Lady Chatterly's Lover is essentially the story of one woman's emotional fulfillment through a crudely elemental sexual experience. To make convincing Constance Chatterly's transition from a cold machine to a responsive human being, D. H. Lawrence felt compelled to describe her reactions to specific sexual experiences in detail. For this reason, Lady Chatterly's Loverwas a controversial book-and for this reason, it probably can never be made into a successful movie.
Without the narrative voice to give glimpses of Lady Chatterly's feelings, what remains? Only the bare plot outline: the story of a rich woman's affair with a gamekeeper. This has been put on film with relative case and with assured financial success. But it is not D. H. Lawrence's story. The movie version is not a tender love story, or the portrait of a woman being re-awakened to life, but merely a chronicle of fortuitous mutual lust.

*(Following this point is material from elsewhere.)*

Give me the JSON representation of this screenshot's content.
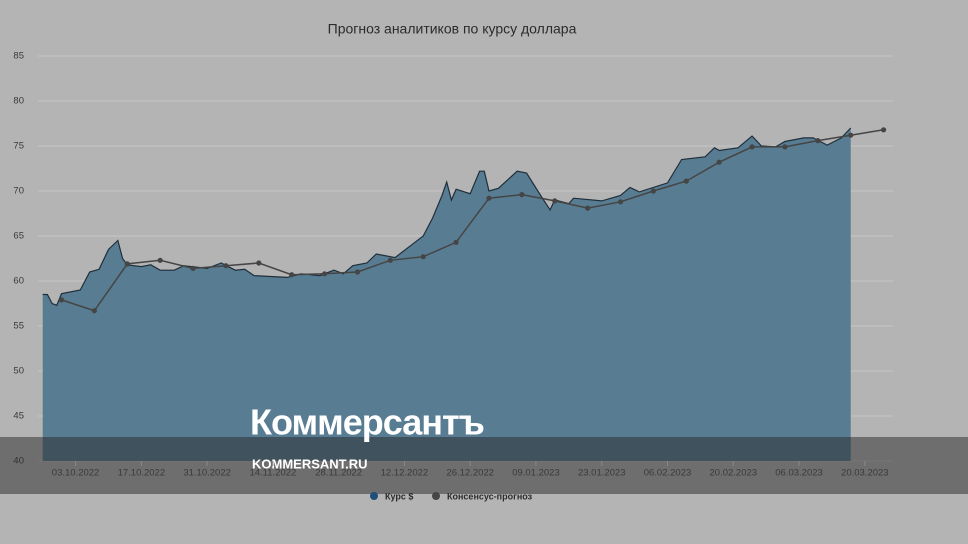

Since some of the Lawrence dialogue (expurgated, of course) has been retained, the discrepancy between the characters' appearances and their fervent avowals is very great indeed.
The acting doesn't help things. Leo Genn, as the gamekeeper Mellors, seems able to do little more than expand his massive chest and leer. Danielle Darrieux, playing Lady Chatterly, is only a slight improvement. She doesn't leer, but she does manage to convey a disquieting coldness even when running off with her lover.
In other respects, the movie is badly done. The visual euphemisms employed are of the most common and unimaginative sort. When Mellors first seduces Connie, we cut to a shot of lumberjacks felling a tree; quite rightly the audience hoots and hisses.
The present film version of Lady Chatterly's Lover, stripped of the psychology of the book, becomes just another trashy little story. It isn't tender, it isn't provocative, it isn't interesting. There is certainly no reason to see it.